For all monarchs, we used Adobe Photoshop to
measure average wing area from digital scans of both
forewings following Davis et al. (2005; 2007). Forewing area was included in analyses described below, as
this measure has been found to be a predictor of migration success (reviewed in Altizer and Davis, 2010) and
larger wings can indicate more abundant larval resources (Boggs and Freeman, 2005). We collected
hemolymph for immune assays as described below and
froze monarchs at -12ºC prior to quantifying parasite
load and total lipid mass. To quantify parasite loads for
heavily infected monarchs, abdomens were vortexed at
high speed in 5 mL H2O for 5 mins. We estimated the
total number of spores on the adult abdomen using a
hemocytometer as described in de Roode et al. (2007).
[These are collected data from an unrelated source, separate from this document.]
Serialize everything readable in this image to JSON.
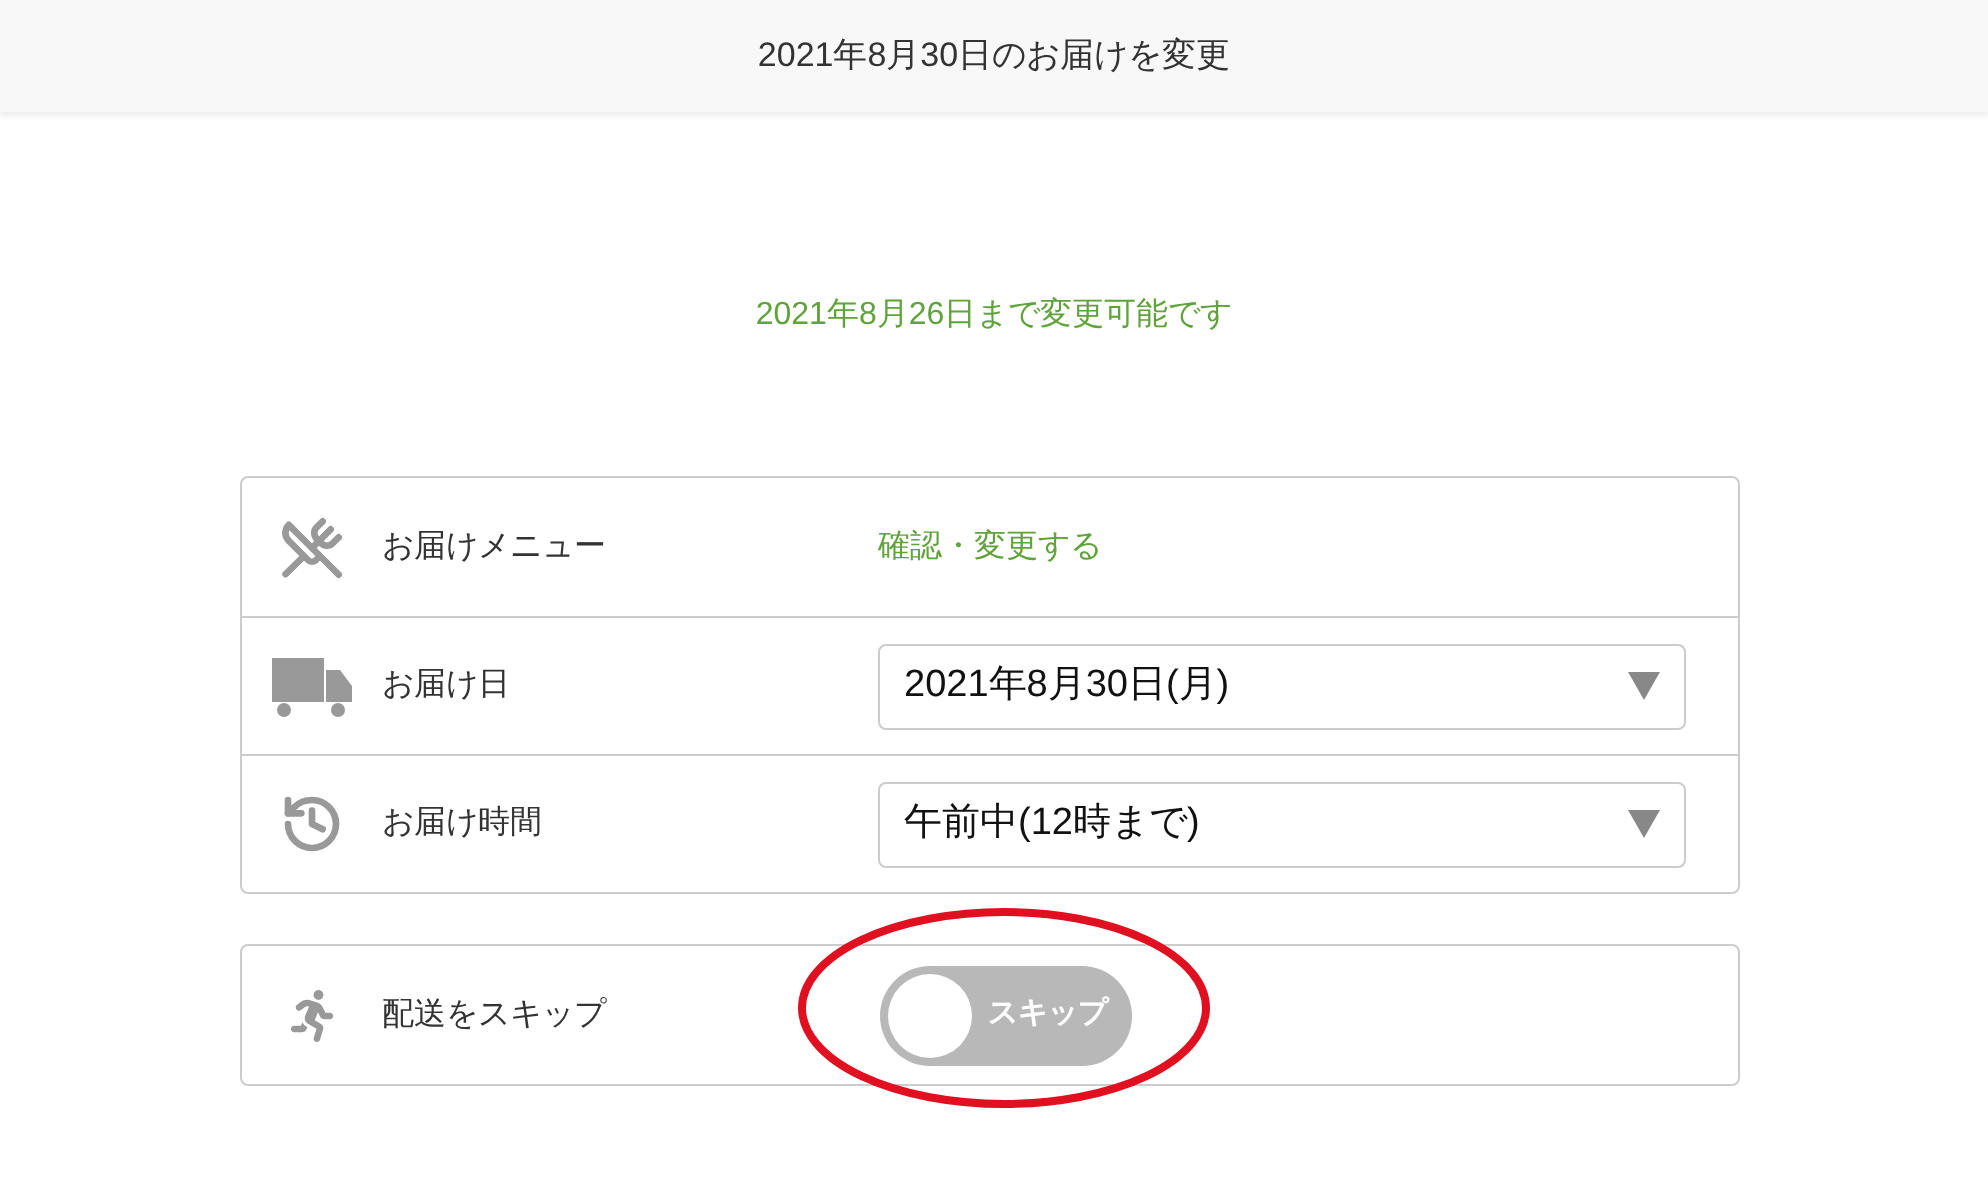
{
  "header": {
    "title": "2021年8月30日のお届けを変更"
  },
  "deadline": "2021年8月26日まで変更可能です",
  "delivery_settings": [
    {
      "kind": "link",
      "label": "お届けメニュー",
      "value": "確認・変更する"
    },
    {
      "kind": "select",
      "label": "お届け日",
      "value": "2021年8月30日(月)"
    },
    {
      "kind": "select",
      "label": "お届け時間",
      "value": "午前中(12時まで)"
    }
  ],
  "skip": {
    "label": "配送をスキップ",
    "toggle_text": "スキップ",
    "on": false
  }
}
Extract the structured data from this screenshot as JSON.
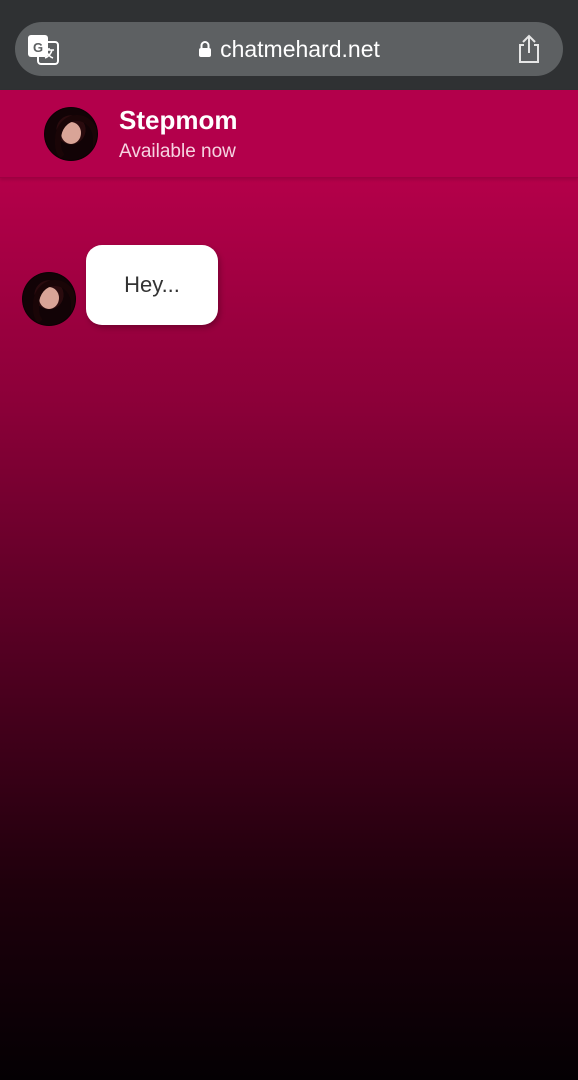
{
  "browser": {
    "url": "chatmehard.net",
    "translate_icon": "translate-icon",
    "lock_icon": "lock-icon",
    "share_icon": "share-icon"
  },
  "chat": {
    "contact_name": "Stepmom",
    "status": "Available now",
    "messages": [
      {
        "sender": "Stepmom",
        "text": "Hey..."
      }
    ]
  },
  "colors": {
    "header_bg": "#b3004b",
    "gradient_top": "#b5004a",
    "gradient_bottom": "#040003",
    "browser_bar": "#2f3133",
    "url_pill": "#5d6062"
  }
}
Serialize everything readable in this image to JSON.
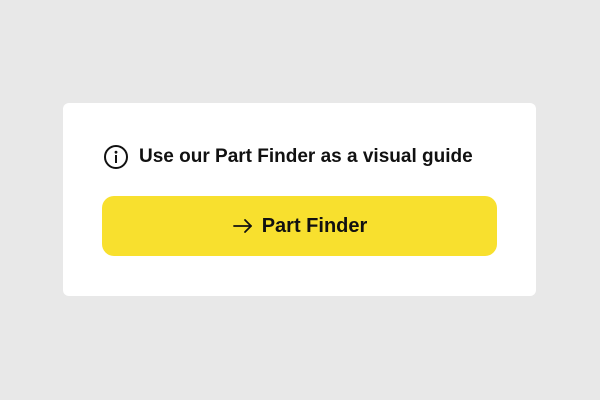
{
  "card": {
    "info_icon": "info-circle-icon",
    "message": "Use our Part Finder as a visual guide",
    "button": {
      "icon": "arrow-right-icon",
      "label": "Part Finder"
    }
  },
  "colors": {
    "background": "#e8e8e8",
    "card": "#ffffff",
    "accent": "#f8e02e",
    "text": "#111111"
  }
}
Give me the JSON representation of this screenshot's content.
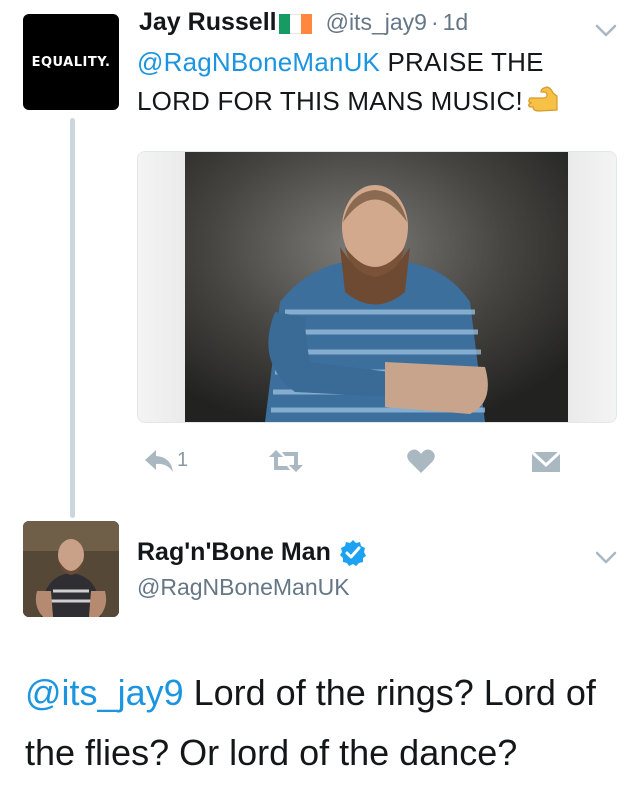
{
  "tweet1": {
    "avatar_text": "EQUALITY.",
    "name": "Jay Russell",
    "handle": "@its_jay9",
    "separator": "·",
    "time": "1d",
    "mention": "@RagNBoneManUK",
    "text": " PRAISE THE LORD FOR THIS MANS MUSIC!",
    "emoji": "pointing-hand-emoji",
    "reply_count": "1",
    "icons": [
      "reply-icon",
      "retweet-icon",
      "like-icon",
      "direct-message-icon",
      "chevron-down-icon"
    ]
  },
  "tweet2": {
    "name": "Rag'n'Bone Man",
    "handle": "@RagNBoneManUK",
    "mention": "@its_jay9",
    "text": " Lord of the rings? Lord of the flies? Or lord of the dance?",
    "verified_icon": "verified-badge-icon"
  },
  "colors": {
    "link": "#1b95e0",
    "secondary": "#657786",
    "action_icon": "#aab8c2",
    "thread_line": "#ccd6dd",
    "flag": [
      "#169b62",
      "#ffffff",
      "#ff883e"
    ]
  }
}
1.2 Immune measurements: Hemocyte counts and
phenoloxidase activity
We quantified two measures of innate immunity,
hemocyte counts and phenoloxidase (PO) activity. Although these measures in adult monarchs do not affect
OE replication (which occurs only at the larval and pupal stages; McLaughlin and Myers, 1970), these measures are important for wound healing and defenses
against other pathogens such as opportunistic bacteria
(Rolff and Reynolds, 2009; Beckage, 2008). Within 8
hours post-capture, we used a 25-gauge needle to prick
the dorsal sinus between the second and third segments
of the abdomen and collected up to 2–10 µL of clear
hemolymph (average = 4.9 µL ± 2.7 SD). For hemocyte
counts, 2 µL of hemolymph was rapidly diluted 1:10 in
sterile Pringle’s Saline [1x in 1L dD H20: 9.0g NaCl,
0.2g KCl, 0.2 g CaCl, 4.0 g dextrose] and loaded into
Kova® glasstic hemocytometer slides. We performed
hemocyte counts on two replicate chambers per sample
and calculated the average number of hemocytes per µL
(hereafter, ‘hemocyte concentration’ Fig. 1). For PO
activity assays, an additional 6 to 8 μL of hemolymph
(if available) per individual was mixed 1:1 with ice cold
Pringle’s saline and loaded into a microcentrifuge tube.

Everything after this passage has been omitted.